As every state in the Union but New York has now moved to electronic voting, legislators and election officials across the country are asking, what do we need to do to make sure the vote totals from these machines are correct?
The conference brought together many of the country's leading election officials, state legislators, academics, statisticians and activists to figure out the answer.
Among those in attendance was Doug Kellner, Co-Chair of the New York State Board of Elections, who has said he was inspired enough by the conference that he plans to review and possibly redraft New York's proposed regulations on the subject.
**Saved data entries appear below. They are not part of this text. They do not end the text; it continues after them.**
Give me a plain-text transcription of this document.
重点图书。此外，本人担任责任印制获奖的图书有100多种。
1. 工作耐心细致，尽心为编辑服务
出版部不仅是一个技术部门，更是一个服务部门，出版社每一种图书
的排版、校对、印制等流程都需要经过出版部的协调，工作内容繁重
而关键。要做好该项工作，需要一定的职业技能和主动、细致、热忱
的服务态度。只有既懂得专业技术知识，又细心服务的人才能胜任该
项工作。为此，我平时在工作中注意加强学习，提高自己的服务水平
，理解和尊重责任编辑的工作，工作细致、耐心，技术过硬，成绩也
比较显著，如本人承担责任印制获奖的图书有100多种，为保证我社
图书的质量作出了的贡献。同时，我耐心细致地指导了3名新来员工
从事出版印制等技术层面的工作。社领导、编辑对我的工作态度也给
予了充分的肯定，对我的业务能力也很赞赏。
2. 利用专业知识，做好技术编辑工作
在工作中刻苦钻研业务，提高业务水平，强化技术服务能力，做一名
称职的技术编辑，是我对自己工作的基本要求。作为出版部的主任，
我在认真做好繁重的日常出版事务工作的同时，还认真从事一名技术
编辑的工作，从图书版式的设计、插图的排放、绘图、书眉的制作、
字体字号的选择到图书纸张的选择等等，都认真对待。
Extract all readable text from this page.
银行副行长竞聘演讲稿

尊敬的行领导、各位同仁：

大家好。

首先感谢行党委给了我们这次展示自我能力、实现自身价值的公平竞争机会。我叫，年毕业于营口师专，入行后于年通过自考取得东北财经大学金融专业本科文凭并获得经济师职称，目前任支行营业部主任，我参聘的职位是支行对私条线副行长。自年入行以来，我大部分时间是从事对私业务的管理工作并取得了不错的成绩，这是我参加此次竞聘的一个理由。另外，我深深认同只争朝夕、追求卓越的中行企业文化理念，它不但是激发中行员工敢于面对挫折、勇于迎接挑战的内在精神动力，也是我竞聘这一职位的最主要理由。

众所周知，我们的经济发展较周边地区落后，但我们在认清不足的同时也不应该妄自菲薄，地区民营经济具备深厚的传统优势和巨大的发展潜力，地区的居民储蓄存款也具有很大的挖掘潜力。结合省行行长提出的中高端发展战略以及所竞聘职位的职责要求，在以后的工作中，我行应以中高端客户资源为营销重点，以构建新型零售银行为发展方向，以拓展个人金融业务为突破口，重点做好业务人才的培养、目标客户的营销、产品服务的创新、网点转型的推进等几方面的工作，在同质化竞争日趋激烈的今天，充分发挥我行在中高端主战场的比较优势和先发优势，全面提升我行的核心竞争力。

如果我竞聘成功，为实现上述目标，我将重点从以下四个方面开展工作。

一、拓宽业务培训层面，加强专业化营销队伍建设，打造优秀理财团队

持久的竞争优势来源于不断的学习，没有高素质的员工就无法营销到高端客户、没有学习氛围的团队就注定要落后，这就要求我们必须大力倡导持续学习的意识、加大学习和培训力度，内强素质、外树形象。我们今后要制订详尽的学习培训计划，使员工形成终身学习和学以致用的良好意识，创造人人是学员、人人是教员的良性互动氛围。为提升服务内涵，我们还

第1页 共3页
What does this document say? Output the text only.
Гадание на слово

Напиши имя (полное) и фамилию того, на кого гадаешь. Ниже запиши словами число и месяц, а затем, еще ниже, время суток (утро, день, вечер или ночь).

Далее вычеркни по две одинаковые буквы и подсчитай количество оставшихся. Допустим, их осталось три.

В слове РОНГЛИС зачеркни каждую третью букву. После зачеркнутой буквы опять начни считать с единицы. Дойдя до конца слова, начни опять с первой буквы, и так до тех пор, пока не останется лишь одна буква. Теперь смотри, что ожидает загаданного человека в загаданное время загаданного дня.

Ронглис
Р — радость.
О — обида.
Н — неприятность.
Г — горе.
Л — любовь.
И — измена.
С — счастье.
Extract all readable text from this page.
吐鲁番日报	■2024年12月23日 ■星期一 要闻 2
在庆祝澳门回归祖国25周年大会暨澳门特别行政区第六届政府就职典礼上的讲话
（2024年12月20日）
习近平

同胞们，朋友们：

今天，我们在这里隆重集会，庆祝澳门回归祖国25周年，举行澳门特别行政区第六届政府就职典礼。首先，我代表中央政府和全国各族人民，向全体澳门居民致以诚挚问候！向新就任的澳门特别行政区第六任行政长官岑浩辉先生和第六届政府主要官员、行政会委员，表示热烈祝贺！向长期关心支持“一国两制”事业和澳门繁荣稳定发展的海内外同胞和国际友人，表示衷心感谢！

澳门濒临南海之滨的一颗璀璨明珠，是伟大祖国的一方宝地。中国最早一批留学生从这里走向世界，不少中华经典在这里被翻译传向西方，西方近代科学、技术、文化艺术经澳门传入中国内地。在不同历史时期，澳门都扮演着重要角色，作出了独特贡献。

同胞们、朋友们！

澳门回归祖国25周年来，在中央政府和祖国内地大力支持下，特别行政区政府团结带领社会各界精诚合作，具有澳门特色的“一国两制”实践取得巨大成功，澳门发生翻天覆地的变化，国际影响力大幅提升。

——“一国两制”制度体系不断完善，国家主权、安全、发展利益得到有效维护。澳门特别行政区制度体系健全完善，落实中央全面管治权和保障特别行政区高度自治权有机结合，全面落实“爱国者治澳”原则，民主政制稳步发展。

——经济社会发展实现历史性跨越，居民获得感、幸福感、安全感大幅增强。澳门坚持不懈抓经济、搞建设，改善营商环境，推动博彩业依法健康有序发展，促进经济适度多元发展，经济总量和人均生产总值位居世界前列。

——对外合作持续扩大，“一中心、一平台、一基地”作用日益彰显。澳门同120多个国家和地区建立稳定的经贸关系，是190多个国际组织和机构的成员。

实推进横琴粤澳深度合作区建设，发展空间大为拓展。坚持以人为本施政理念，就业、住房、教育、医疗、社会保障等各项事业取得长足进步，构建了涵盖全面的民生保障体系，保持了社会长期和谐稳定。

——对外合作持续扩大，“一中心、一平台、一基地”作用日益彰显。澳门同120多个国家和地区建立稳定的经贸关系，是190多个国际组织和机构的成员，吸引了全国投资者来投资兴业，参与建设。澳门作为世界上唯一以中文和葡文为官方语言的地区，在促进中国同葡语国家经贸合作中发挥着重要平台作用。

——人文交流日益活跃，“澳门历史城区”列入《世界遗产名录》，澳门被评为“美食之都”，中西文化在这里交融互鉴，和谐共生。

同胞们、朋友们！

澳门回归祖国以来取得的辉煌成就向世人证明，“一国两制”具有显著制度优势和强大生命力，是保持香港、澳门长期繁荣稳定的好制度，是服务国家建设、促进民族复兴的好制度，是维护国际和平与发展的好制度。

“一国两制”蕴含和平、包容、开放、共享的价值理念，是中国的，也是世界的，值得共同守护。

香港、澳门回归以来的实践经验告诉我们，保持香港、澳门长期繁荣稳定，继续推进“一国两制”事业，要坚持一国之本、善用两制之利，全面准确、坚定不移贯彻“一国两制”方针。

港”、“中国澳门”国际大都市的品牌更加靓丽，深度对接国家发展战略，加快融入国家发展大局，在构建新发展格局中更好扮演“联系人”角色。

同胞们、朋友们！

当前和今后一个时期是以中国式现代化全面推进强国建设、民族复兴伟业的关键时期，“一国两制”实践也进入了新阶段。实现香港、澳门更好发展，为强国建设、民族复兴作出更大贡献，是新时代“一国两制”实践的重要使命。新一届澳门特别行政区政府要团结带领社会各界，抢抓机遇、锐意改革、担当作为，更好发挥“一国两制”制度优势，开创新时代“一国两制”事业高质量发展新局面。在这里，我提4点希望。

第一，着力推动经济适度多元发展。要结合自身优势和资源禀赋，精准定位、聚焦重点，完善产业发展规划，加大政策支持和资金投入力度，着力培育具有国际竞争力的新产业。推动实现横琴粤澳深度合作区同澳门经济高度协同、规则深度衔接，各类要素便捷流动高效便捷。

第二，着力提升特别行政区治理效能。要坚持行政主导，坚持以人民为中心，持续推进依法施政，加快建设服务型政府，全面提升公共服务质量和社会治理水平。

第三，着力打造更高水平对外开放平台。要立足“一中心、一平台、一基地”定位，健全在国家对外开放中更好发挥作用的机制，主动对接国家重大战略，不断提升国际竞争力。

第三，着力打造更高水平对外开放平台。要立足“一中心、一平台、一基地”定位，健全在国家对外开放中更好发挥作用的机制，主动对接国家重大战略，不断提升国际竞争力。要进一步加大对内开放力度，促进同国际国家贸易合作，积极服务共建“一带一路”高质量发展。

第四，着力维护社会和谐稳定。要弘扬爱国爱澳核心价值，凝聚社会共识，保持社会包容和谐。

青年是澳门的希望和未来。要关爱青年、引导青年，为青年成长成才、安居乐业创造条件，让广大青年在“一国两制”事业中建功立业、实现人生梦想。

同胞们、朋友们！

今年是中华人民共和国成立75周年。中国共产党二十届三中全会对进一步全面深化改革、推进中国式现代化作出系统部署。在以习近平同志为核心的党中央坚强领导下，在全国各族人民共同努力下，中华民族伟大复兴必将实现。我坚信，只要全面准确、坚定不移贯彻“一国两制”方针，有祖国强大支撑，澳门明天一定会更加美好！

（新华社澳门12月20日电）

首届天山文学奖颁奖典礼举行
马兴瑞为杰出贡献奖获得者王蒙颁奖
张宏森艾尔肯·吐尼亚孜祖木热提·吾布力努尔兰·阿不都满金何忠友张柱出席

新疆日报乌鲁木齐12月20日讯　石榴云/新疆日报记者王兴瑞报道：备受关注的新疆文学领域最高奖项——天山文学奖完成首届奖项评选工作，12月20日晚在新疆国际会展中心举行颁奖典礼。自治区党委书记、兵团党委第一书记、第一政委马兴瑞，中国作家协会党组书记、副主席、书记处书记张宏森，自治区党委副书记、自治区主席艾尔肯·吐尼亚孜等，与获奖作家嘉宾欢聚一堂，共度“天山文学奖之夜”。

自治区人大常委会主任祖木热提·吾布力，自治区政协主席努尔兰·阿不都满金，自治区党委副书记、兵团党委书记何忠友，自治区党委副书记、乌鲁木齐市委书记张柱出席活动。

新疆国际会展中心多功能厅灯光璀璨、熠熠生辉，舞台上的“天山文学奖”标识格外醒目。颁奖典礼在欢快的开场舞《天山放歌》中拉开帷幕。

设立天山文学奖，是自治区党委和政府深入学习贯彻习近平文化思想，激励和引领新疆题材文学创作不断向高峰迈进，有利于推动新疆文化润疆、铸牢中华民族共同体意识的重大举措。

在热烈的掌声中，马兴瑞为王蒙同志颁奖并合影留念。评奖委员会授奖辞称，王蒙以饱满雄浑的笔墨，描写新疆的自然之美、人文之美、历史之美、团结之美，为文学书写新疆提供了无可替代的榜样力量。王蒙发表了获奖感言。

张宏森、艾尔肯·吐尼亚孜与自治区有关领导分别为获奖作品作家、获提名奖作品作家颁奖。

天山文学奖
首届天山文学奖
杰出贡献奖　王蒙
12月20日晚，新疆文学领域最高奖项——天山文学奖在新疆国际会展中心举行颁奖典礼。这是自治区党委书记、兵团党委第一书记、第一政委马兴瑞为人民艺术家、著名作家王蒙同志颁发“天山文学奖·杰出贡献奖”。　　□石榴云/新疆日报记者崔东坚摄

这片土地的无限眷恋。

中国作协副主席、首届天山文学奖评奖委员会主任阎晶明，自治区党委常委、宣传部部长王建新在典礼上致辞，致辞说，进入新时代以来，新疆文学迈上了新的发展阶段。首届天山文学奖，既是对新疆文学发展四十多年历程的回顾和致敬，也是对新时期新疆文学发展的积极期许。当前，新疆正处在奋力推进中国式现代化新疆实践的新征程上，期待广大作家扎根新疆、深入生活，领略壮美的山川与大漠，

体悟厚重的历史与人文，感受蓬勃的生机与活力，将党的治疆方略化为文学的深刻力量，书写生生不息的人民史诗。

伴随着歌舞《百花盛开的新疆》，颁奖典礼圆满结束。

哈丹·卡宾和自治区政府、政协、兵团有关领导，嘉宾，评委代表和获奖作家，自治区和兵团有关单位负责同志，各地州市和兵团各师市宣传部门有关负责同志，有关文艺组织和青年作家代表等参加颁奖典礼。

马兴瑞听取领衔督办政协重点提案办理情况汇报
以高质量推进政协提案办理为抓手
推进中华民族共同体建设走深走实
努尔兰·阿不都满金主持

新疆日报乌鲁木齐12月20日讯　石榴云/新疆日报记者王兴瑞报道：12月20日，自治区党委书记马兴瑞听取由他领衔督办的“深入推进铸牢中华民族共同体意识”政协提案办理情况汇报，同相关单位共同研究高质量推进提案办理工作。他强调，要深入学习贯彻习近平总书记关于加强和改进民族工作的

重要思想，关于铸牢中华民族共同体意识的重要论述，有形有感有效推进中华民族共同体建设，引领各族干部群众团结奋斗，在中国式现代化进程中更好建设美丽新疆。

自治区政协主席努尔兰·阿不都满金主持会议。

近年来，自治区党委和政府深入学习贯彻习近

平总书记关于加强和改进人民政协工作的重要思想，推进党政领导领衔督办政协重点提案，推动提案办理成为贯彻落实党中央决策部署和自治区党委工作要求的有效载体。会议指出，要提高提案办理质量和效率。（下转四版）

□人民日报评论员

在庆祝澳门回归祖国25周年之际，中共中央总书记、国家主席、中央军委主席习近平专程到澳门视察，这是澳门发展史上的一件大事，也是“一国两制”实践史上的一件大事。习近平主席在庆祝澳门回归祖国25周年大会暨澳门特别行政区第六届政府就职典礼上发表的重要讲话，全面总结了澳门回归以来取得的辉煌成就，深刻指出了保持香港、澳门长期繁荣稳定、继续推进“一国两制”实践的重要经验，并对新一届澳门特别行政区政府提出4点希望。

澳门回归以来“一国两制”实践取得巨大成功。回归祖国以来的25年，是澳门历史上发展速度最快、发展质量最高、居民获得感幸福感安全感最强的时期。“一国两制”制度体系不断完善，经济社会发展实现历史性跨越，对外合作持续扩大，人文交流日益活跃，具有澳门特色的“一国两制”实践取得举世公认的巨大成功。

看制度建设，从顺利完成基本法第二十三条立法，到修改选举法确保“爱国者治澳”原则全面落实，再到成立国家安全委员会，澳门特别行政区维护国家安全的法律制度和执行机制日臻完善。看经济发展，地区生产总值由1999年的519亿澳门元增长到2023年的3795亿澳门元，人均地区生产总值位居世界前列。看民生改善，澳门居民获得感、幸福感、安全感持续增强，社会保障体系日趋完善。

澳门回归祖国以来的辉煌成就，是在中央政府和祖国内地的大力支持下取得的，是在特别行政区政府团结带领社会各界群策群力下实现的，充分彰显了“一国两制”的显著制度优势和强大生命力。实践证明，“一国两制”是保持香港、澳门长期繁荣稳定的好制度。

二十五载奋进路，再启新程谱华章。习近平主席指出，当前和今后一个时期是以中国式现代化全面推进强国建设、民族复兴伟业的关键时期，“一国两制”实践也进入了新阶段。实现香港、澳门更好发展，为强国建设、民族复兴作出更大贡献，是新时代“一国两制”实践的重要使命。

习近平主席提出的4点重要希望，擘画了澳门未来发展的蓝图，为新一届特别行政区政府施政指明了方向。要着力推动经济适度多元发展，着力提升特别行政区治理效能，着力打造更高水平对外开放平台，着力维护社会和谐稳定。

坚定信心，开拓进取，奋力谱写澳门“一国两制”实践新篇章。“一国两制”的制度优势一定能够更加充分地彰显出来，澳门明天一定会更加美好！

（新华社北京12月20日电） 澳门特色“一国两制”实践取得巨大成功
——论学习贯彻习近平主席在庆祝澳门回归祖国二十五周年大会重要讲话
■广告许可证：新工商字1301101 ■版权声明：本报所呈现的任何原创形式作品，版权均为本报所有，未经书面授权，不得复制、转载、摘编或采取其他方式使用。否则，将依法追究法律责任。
In an e-mail exchange I had with him after the conference, Commissioner Kellner had this bit of interesting information to add:
I am also going to be pushing for an internal NYSBOE audit of NYSVoter, which contains approximately 600,000 fewer voter registration records than the temporary system used last year. I want to make certain that, in fact, those missing 600,000 records are the result of duplicate purges or other legitimate reasons. I propose that we do this by random sample of the missing records, investigation of those selected records, and confirmation of the reason. I have not yet received a reaction from the Republicans.
There is no reason to believe that there was any error, but the whole point of auditing is to go back and confirm that the system worked properly.
We agree -- there's nothing inherently wrong with New York moving its elections into the digital age, but the State must take proper precautions, including conducting good audits, to avoid harming voters. Careless use of computer software and programs can inadvertantly result in massive disenfrachisement.